Video game event offers pure joystick
Last week, rockers Ozzy Osbourne, Mark McGrath and Travis Barker were paid (probably by game maker Activision) to go on stage at the Mandalay Bay Events Center and pitch the upcoming "Guitar Hero: World Tour." In the audience: nearly 6,000 store managers from GameStops and EB Games.
That event was not unusual. Game companies can afford to be splashy because games are the third-biggest moneymaking entertainment field, behind music and films.
And Las Vegas is constantly playing host to promotions inside hotel suites and at private concerts, where publicists try to convince video game columnists such as myself that their new games are the best games of all time, yada yada.
But this store manager convention at Mandalay Bay was way more fun. In a huge ballroom, every serious game distributor, from Rockstar to Electronic Arts to Southpeak onward, set up booths and tents, where I spent hours playing games that will be released within the next few months.
This was a sneak-preview paradise. I'll give you a run-through of upcoming games in my Game Dork column soon. (Game Dork runs in the Living section on Sundays now).
But suffice it to say the new "Call of Duty: World at War" is remarkable and comes with one of the best double-barrel shotguns ever, plus an excellent online cooperative mode.
Also keep an eye open for an EA game called "Mirror's Edge," in which you play as a girl running from the law but not really shooting a gun. Instead, you're sort of a Jackie Chan/parcour athlete. You jump from rooftop to rooftop, shimmy tall walls, and skid through buildings. It's truly unique.
Game 'Banger': 'It's How I Used to Pay My Mortgage'
On Friday and Saturday, hundreds of guys who usually play the golf game "Golden Tee" in bars competed at the Las Vegas Hilton during the world championships. If you've been to almost any bar in this town or across America, you've played or ignored "Golden Tee" golf.
Las Vegas's Brant "Oso" Arrington played on Team USA, beating the World Team 32-16 during doubles and singles rounds, which are scored akin to the Ryder Cup.
Back in 2001 and 2002, Arrington used to play "Golden Tee" golf so well, he earned enough competition money to cover house payments.
"It's how I used to pay my mortgage," said Arrington, a 29-year-old in commercial real estate. "After that, why stop playing?"
But he did stop playing for cash until this weekend when he qualified for the world championships once again, vying for purses of up to $20,000.
"I came out of retirement for the World's," Arrington said.
When I talked to Arrington at 3 p.m. Saturday, he was holding both a beer and a Diet Coke in one hand. A guy behind him pinched two Coors Lights in his left hand. If you're accustomed to playing "Golden Tee" while lubricated, it might not hurt to compete likewise.

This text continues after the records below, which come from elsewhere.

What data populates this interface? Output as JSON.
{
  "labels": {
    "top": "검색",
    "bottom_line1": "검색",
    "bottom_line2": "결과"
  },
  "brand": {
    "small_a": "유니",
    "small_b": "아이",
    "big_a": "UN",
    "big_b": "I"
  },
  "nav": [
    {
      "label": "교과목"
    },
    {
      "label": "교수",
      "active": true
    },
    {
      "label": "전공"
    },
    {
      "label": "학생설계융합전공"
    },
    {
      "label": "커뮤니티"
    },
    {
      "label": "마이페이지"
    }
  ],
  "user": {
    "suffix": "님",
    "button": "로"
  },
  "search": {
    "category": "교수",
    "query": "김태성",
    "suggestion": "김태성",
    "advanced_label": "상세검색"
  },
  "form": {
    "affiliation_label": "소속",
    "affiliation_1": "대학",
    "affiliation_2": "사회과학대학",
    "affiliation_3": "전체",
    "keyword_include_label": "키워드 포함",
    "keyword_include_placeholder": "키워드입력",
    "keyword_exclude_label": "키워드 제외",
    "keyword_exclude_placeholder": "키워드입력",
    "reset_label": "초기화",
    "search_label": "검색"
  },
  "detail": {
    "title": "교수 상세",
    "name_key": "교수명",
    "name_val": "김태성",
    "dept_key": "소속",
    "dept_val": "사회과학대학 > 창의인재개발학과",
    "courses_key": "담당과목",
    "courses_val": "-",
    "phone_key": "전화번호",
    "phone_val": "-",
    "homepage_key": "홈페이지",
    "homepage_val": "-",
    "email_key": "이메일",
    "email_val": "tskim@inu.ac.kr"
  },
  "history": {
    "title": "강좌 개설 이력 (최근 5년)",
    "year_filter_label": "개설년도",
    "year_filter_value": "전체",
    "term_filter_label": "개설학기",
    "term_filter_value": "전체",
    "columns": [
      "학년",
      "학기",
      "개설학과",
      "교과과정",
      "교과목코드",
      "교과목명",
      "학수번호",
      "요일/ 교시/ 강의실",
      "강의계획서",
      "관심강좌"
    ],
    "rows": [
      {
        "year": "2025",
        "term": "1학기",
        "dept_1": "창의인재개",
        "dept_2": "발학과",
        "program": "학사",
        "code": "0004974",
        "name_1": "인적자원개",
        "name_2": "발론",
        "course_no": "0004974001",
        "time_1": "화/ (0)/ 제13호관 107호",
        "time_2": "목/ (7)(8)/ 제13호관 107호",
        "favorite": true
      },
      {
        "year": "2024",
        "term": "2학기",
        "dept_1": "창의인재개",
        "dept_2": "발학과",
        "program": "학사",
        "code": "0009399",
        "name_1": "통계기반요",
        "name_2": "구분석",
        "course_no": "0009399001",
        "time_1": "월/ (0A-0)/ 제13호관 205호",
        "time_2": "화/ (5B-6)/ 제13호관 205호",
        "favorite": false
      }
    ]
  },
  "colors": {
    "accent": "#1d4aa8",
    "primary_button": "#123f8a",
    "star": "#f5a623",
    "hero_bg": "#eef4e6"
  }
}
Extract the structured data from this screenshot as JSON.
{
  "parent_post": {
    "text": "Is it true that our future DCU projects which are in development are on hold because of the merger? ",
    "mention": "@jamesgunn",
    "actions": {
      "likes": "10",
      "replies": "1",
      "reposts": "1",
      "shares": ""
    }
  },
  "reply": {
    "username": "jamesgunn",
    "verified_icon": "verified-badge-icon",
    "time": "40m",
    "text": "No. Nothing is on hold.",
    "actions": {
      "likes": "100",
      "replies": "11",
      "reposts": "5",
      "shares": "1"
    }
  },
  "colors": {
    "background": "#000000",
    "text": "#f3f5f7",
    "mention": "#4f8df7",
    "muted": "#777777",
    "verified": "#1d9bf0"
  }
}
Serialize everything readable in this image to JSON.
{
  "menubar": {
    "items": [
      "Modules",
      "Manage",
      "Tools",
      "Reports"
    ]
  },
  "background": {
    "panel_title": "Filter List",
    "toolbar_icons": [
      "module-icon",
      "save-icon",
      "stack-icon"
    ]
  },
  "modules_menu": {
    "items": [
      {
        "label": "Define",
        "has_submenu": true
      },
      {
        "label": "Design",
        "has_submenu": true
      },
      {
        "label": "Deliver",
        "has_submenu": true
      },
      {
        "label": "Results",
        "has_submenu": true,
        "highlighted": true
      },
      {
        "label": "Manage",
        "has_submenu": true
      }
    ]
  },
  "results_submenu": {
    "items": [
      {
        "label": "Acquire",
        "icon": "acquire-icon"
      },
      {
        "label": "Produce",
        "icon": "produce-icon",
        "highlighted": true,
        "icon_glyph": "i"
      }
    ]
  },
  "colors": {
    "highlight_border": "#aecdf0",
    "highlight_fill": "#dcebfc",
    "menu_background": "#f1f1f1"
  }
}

"Golden Tee" is easy enough to win by yourself, if you're playing casually. You pick clubs, choose "roll" or "backspin," then spin a track wheel with your thumbs or palm. You can spin the track wheel in various directions to swing straight or to swing into a slice or hook to get around trees.
But competitive "Golden Tee" is tough. (The winner, Ohio's Andy Haas, sunk a 165-foot putt at one point.) James Thielfoldt, a 27-year-old from Indianapolis, said this tournament drew a lot of men such as Arrington.
"They call those guys 'bangers.' They make their living off of 'Golden Tee.' They are a bunch of them here, like probably a quarter of the people here," he said.
Thielfoldt, not a "banger," won a regional qualification (best average handicap) to earn a free flight and a room at the Venetian, where he added excitedly, "We have remote control drapes, which is pretty cool. I don't know if you have remote control drapes, but I don't" at home.
Thielfoldt's best game ever was a 25-under. He pointed to the leader board, showing golf score averages of 28-under. He marveled at how they all navigated impossible greens, sometimes featuring holes sitting at the base of steep downhill grades, next to ball-thirsty ponds.
"These guys are too good," he said, standing in the unofficial "Golden Tee" uniform of T-shirt, shorts and sneakers. "Just insane."